Wie haben in den Tagen unsers Glanzes
Dem Schmeichler ein zu willig Ohr geliehn;
Gerecht ist's, gute Kennedy, daß wir
Des Vorwurfs ernste Stimme nun vernehmen.

Kennedy: 

Wie? so gebeugt, so mutlos, teure Lady?
Wart Ihr doch sonst so froh, Ihr pflegtet mich zu trösten,
Und eher mußt' ich Euren Flattersinn
Als Eure Schwermut schelten.

Maria: 

Ich erkenn ihn.
Es ist der blut'ge Schatten König Darnleys,
Der zürnend aus dem Gruftgewölbe steigt,
Und er wird nimmer Friede mit mir machen,
Bis meines Unglücks Maß erfüllet ist.

Kennedy: 

Was für Gedanken ...

Maria: 

Du vergissest, Hanna ...
Ich aber habe ein getreu Gedächtnis ...
Der Jahrestag dieser unglückseligen Tat
Ist heute abermals zurückgekehrt,
Er ist's, den ich mit Buß' und Fasten feire.

Kennedy: 

Schickt endlich diesen bösen Geist zur Ruh'.
Ihr habt die Tat mit jahrelanger Reu',
Mit schweren Leidensproben abgebüßt.
Die Kirche, die den Löseschlüssel hat
Für jede Schuld, der Himmel hat vergeben.

Maria: 

Frischblutend steigt die längst vergebne Schuld
Aus ihrem leichtbedeckten Grab empor!
Des Gatten racheforderndes Gespenst
Schickt keines Messedieners Glocke, kein
Hochwürdiges in Priesters Hand zur Gruft.

Kennedy: 

Nicht Ihr habt ihn gemordet! Andre taten's!

Maria: 

Ich wußte drum. Ich ließ die Tat geschehn
Und lockt' ihn schmeicheln in das Todesnetz.

Kennedy: 

Die Jugend mildert Eure Schuld.

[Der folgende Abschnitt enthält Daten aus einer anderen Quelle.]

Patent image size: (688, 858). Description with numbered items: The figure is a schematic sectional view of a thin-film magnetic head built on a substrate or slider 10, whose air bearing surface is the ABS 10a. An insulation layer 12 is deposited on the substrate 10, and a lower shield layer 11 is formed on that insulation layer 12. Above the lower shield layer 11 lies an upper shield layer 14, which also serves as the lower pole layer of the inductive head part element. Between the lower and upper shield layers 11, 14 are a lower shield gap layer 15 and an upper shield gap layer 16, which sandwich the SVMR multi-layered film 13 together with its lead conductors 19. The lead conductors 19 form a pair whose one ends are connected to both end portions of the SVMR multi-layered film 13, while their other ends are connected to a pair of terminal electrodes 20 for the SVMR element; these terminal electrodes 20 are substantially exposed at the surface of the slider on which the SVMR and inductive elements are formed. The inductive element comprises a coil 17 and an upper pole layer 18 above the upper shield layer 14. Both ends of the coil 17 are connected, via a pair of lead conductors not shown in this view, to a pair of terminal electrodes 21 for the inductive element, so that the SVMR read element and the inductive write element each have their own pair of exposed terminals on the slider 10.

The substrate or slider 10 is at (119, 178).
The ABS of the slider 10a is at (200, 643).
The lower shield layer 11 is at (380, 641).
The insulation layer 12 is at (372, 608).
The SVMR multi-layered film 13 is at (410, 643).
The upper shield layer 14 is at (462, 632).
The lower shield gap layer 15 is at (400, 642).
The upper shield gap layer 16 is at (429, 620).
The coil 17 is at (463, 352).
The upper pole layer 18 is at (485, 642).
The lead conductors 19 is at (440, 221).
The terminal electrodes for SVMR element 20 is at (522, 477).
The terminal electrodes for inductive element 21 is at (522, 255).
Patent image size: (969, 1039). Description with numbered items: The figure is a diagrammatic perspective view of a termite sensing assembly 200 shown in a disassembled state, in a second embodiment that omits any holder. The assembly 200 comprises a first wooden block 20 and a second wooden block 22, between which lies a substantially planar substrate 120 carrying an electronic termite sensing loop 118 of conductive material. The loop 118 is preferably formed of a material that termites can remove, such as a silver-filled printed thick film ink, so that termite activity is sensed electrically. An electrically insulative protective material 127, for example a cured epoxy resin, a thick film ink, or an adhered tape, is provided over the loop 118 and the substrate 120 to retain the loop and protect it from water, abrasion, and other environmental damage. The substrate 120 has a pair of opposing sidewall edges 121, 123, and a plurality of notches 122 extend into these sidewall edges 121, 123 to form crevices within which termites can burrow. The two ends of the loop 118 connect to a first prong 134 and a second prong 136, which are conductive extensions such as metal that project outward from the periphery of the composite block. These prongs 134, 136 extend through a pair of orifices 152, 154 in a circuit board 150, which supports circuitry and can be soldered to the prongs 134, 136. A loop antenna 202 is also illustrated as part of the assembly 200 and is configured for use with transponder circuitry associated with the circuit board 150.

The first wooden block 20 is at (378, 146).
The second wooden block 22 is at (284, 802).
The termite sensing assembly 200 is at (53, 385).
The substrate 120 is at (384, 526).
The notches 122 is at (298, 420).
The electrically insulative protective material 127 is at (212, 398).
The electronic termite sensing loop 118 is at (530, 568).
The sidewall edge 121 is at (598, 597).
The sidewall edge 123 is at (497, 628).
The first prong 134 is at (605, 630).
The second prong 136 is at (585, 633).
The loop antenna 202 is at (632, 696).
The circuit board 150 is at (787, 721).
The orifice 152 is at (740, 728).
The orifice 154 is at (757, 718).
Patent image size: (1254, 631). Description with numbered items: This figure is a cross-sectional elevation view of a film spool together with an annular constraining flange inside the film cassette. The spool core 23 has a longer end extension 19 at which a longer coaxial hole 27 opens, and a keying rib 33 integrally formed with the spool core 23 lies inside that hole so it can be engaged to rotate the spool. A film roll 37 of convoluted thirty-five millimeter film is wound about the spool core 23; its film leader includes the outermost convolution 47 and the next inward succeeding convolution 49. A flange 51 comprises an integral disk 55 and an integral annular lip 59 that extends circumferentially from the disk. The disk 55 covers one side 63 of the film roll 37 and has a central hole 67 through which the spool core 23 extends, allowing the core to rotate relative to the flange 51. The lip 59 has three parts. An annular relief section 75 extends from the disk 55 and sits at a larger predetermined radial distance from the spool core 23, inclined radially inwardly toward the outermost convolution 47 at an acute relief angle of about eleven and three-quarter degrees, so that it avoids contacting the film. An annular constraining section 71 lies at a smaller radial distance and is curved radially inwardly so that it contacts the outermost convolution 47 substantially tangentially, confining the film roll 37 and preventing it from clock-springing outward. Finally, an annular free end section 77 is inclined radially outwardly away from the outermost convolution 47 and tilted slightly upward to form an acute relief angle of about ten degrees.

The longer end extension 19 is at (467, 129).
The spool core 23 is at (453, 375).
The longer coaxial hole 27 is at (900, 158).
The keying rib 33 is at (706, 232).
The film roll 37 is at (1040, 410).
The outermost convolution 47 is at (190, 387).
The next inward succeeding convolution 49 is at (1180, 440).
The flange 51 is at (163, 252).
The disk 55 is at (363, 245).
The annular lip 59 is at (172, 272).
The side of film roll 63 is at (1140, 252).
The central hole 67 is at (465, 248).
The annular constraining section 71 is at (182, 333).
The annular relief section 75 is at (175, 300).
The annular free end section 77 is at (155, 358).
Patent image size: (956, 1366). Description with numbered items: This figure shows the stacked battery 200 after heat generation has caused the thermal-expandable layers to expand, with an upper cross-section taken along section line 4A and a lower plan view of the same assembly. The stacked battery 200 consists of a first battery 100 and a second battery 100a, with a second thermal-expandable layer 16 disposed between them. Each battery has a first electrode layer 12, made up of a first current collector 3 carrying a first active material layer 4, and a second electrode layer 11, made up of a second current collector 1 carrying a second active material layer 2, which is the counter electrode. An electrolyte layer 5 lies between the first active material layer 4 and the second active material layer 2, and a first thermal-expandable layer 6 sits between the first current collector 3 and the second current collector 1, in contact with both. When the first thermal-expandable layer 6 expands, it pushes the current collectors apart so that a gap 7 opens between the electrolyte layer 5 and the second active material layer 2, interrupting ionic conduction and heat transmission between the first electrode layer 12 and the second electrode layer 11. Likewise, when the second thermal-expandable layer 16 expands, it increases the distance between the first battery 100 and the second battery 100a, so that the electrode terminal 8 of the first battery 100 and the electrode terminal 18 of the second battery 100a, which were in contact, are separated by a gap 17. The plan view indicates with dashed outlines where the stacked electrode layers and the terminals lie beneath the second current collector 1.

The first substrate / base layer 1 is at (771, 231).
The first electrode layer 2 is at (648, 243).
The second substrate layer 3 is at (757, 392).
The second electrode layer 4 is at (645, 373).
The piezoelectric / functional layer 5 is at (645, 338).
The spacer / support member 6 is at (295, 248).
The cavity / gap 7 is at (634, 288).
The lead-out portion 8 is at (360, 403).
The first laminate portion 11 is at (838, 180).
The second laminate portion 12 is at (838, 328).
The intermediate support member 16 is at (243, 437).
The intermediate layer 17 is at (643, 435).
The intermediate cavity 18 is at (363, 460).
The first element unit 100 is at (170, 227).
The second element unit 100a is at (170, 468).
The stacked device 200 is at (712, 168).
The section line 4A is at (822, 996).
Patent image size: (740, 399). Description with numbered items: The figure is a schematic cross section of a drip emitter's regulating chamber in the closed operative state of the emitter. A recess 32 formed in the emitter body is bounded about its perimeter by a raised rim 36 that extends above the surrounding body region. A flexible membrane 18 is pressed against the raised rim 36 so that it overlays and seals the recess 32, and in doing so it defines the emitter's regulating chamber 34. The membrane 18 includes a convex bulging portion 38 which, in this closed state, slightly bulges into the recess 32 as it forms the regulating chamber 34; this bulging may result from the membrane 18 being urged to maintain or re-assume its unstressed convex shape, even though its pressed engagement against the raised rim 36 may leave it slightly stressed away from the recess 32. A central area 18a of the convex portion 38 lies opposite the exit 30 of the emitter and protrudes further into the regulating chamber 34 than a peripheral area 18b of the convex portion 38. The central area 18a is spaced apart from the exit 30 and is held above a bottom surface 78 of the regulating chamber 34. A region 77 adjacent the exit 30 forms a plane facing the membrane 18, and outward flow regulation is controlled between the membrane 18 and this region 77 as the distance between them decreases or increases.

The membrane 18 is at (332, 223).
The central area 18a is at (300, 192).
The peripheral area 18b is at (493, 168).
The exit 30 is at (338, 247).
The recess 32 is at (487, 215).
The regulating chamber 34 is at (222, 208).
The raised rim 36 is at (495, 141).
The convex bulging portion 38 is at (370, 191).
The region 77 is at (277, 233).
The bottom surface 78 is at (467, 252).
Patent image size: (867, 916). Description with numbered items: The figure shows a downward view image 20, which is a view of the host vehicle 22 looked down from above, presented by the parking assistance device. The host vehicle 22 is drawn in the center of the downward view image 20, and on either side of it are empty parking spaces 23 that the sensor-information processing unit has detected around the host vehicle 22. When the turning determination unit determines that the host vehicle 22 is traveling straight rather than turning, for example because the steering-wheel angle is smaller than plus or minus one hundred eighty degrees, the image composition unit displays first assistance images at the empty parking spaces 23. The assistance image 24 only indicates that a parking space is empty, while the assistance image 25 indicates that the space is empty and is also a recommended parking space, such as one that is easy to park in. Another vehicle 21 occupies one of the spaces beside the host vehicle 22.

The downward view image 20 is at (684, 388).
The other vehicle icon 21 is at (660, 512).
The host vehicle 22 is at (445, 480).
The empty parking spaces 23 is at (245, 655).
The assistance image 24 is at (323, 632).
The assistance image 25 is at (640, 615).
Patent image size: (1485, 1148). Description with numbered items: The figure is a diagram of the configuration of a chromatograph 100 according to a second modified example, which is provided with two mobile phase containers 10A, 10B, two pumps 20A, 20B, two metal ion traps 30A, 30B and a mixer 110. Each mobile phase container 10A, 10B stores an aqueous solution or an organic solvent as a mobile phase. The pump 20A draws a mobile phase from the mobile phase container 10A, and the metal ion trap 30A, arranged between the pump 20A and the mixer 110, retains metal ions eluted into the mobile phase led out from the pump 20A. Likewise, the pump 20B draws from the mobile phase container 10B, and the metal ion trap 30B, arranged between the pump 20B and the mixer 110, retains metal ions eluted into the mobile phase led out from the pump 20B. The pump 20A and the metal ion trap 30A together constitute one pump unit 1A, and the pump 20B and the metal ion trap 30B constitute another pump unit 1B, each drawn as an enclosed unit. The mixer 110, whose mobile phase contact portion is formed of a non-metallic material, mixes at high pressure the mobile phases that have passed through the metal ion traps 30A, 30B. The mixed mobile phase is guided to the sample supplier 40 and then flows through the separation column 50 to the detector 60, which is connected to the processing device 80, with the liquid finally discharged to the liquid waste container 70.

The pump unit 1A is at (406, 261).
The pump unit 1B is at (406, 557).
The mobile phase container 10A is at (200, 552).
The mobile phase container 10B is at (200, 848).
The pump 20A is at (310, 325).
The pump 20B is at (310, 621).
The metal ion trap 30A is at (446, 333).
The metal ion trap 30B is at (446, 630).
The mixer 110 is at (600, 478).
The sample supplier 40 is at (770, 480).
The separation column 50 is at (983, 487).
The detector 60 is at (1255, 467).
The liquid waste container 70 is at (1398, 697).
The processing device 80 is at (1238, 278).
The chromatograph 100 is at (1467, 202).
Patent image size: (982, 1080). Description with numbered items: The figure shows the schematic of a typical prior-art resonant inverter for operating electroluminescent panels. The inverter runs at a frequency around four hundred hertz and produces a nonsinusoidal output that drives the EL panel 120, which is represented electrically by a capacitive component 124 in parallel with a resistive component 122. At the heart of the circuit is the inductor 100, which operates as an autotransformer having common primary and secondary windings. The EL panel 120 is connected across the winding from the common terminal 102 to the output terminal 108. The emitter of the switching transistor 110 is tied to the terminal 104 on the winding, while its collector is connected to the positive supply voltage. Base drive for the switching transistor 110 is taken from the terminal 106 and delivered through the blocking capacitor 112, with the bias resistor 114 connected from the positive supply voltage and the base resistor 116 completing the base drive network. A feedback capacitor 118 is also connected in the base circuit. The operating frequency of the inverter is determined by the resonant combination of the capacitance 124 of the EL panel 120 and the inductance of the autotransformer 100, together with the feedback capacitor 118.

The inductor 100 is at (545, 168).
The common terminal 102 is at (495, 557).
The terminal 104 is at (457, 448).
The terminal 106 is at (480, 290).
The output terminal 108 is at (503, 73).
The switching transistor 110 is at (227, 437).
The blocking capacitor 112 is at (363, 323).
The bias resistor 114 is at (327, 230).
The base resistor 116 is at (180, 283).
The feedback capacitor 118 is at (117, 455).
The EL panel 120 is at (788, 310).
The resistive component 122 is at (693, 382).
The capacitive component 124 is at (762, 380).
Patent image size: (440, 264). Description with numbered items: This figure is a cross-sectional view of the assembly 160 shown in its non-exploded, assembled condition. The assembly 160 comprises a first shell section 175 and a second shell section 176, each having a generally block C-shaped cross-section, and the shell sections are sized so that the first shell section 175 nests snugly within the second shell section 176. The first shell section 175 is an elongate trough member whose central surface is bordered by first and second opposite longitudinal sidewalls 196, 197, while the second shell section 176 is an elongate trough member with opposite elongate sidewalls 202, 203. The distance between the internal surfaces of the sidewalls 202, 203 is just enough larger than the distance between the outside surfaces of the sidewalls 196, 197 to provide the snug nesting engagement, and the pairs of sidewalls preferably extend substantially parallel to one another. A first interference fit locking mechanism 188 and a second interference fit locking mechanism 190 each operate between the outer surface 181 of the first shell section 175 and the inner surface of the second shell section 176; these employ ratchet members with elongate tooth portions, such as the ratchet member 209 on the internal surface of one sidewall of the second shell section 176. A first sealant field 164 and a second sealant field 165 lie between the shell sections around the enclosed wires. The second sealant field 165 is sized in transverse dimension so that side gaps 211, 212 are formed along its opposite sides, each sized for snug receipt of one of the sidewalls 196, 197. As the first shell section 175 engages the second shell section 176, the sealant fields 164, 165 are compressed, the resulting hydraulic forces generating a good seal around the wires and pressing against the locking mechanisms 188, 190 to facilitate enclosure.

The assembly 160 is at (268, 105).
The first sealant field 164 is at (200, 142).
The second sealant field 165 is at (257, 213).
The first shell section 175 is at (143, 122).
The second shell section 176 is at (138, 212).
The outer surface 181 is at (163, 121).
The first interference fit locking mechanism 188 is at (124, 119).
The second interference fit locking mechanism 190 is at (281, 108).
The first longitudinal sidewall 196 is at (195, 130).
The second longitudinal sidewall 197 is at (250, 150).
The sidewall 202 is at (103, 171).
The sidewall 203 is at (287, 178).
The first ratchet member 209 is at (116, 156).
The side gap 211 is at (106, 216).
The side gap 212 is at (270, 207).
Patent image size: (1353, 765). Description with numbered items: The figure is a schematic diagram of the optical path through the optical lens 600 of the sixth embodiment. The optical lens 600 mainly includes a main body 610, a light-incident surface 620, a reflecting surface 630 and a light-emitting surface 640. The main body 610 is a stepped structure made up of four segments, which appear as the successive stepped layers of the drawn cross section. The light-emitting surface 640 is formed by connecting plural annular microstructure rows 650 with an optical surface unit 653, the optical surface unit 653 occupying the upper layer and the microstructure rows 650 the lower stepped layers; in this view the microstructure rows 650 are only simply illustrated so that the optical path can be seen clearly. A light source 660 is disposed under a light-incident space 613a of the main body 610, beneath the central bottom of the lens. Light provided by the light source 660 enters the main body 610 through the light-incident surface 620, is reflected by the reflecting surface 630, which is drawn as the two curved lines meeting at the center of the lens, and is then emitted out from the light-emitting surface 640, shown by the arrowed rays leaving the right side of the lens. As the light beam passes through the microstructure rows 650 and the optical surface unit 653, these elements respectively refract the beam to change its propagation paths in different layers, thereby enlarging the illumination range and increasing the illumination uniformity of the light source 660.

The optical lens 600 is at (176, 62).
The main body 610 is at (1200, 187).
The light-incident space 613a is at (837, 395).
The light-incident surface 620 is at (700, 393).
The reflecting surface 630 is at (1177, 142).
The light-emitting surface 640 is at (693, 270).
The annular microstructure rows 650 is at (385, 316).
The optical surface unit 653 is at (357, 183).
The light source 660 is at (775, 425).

Ihr wart
So zarten Alters noch.

Maria: 

So zart – und lud
Die schwere Schuld auf mein so junges Leben.

Kennedy: 

Ihr wart durch blutige Beleidigung
Gereizt und durch des Mannes Übermut,
Den Eure Liebe aus der Dunkelheit,
Wie eine Götterhand, hervorgezogen,
Den Ihr durch Euer Brautgemach zum Throne
Geführt, mit Eurer blühenden Person
Beglückt und Eurer angestammten Krone.
Konnt' er vergessen, daß sein prangend Los
Der Liebe großmutsvolle Schöpfung war?
Und doch vergaß er's, der Unwürdige!
Beleidigte mit niedrigem Verdacht,
Mit rohen Sitten Eure Zärtlichkeit,
Und widerwärtig wurd' er Euren Augen.
Der Zauber schwand, der Euren Blick getäuscht,
Ihr floht erzürnt des Schändlichen Umarmung
Und gabt ihn der Verachtung preis – Und er –
Versucht' er's, Eure Gunst zurückzurufen?
Bat er um Gnade? Warf er sich bereuend
Zu Euren Füßen, Besserung versprechend?
Trotz bot Euch der Abscheuliche – Der Euer
Geschöpf war, Euren König wollt' er spielen,
Vor Euren Augen ließ er Euch den Liebling,
Den schönen Sänger Rizzio, durchbohren –
Ihr rächtet blutig nur die blut'ge Tat.